Doing a PGCE while I was waiting to be snapped up by the West End confirmed that. It also confirmed that drama teaching was the ultimate thing for me to do in order to assuage a thirst to change the world, one child at a time, through the power of theatre.
I am a good teacher. Years of affirmation from pupils, parents/carers and colleagues back this up. But I have to say that I never feel good enough. That is partly down to my psychology, I know….but it is also because it is a job where culture, society and the processes for measuring my profession constantly put me and my job down.
Several voices in the slow-chat (including @robfmac) have called for the development and promotion of teacher ‘agency’ and I would agree that this is a crucial part of helping improve the wellbeing of the profession. We need to have educational leaders at national and local levels who understand teaching, understand education staff and protect and nurture them, rather than subjecting them to unrealistic performance measures.
@lenabellina @GilchristGeorge Do perfectionists become teachers or do teachers become perfectionists? I’ve always wondered?
— Vivienne Porritt (@LCLL_Director) December 27, 2015
@LCLL-Director asked, on day 1 of the slow-chat whether perfectionists become teachers or teachers become perfectionists? I stated that I felt that there is an interesting piece of research to be done here.
But whichever way round it is, teaching and perfectionism can never be a good combination within the current climate. It is a climate where, in Scotland, we are told that we can do our job in 35 hours a week when we simply CAN’T. The non-contact time we get is so frequently taken to allow other absent staff to be covered that it is almost not worth having. Hence a system where we are set up to struggle and fail before we even start. It is a climate where electronic management systems that were meant to reduce teacher workload are so unwieldy and user unfriendly that they cause excessive stress and add to workload. And it is a culture where a politician visited England to learn about ‘closing the gap’, was told there were no clear conclusions to be drawn from the approach adopted South of the border but then decided to impose it on Scotland anyway. (For more on that, ask @realdcameron)
If I cleaned toilets, I would have a specific number of toilets to clean and set working hours in which to do it.
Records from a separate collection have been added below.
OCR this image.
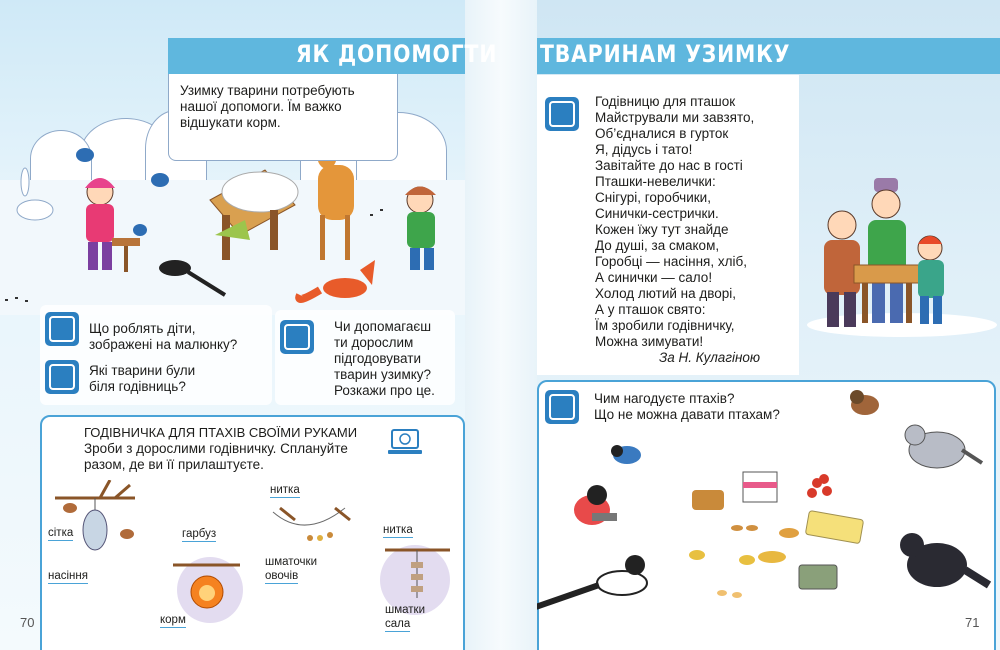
Узимку тварини потребують
нашої допомоги. Їм важко
відшукати корм.
Що роблять діти,
зображені на малюнку?
Які тварини були
біля годівниць?
Чи допомагаєш
ти дорослим
підгодовувати
тварин узимку?
Розкажи про це.
ГОДІВНИЧКА ДЛЯ ПТАХІВ СВОЇМИ РУКАМИ
Зроби з дорослими годівничку. Сплануйте
разом, де ви її прилаштуєте.
сітка
насіння
гарбуз
корм
нитка
шматочки
овочів
нитка
шматки
сала
70
Годівницю для пташок
Майстрували ми завзято,
Об’єдналися в гурток
Я, дідусь і тато!
Завітайте до нас в гості
Пташки-невелички:
Снігурі, горобчики,
Синички-сестрички.
Кожен їжу тут знайде
До душі, за смаком,
Горобці — насіння, хліб,
А синички — сало!
Холод лютий на дворі,
А у пташок свято:
Їм зробили годівничку,
Можна зимувати!
За Н. Кулагіною
Чим нагодуєте птахів?
Що не можна давати птахам?
71
ЯК ДОПОМОГТИ ТВАРИНАМ УЗИМКУ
I might go home and worry about the standard of my cleaning but it is unlikely that I would be able to go back into my place of work out of hours…. Or be made to feel guilty for not doing so. Equally, I do not believe that there is a technical solution whereby toilet cleaners can clean toilets from home. Whereas, thanks to IT, teachers now have little excuse not to ‘catch’ up on admin, marking, report writing outside of the contracted 35 hours.
So, this new year I make 3 vows.
1. To myself. It is time I sorted this out once and for all. I love the Facebook ‘memories’ function where you can see where you were and what you were doing on this day in previous years. But I am concerned that I have been saying the same things about needing to slow down and look after better myself for 10 years. Now is the time. My family needs more of me and I need to accept that excuses won’t do any more. Only I can do this but but I am hoping for a bit of help from @Doctob’s book ‘Inner Story’ which fortuitously came into my possession recently….
2. To education. I am doing the Scottish ‘Into Headship’ course this year and intend to learn all I can about how to be a Wellbeing-motivated educational leader.
3. To Twitter. I will use this forum to engage in the debate about wellbeing and teacher ‘agency’ and to support and nurture like-minded souls. I will not beat myself up if I don’t manage to tweet or blog as often as other brilliant twitterati friends…..(as I have in the past) but I will use Twitter for all its potential….
So, Happy New Year. Let’s make it so.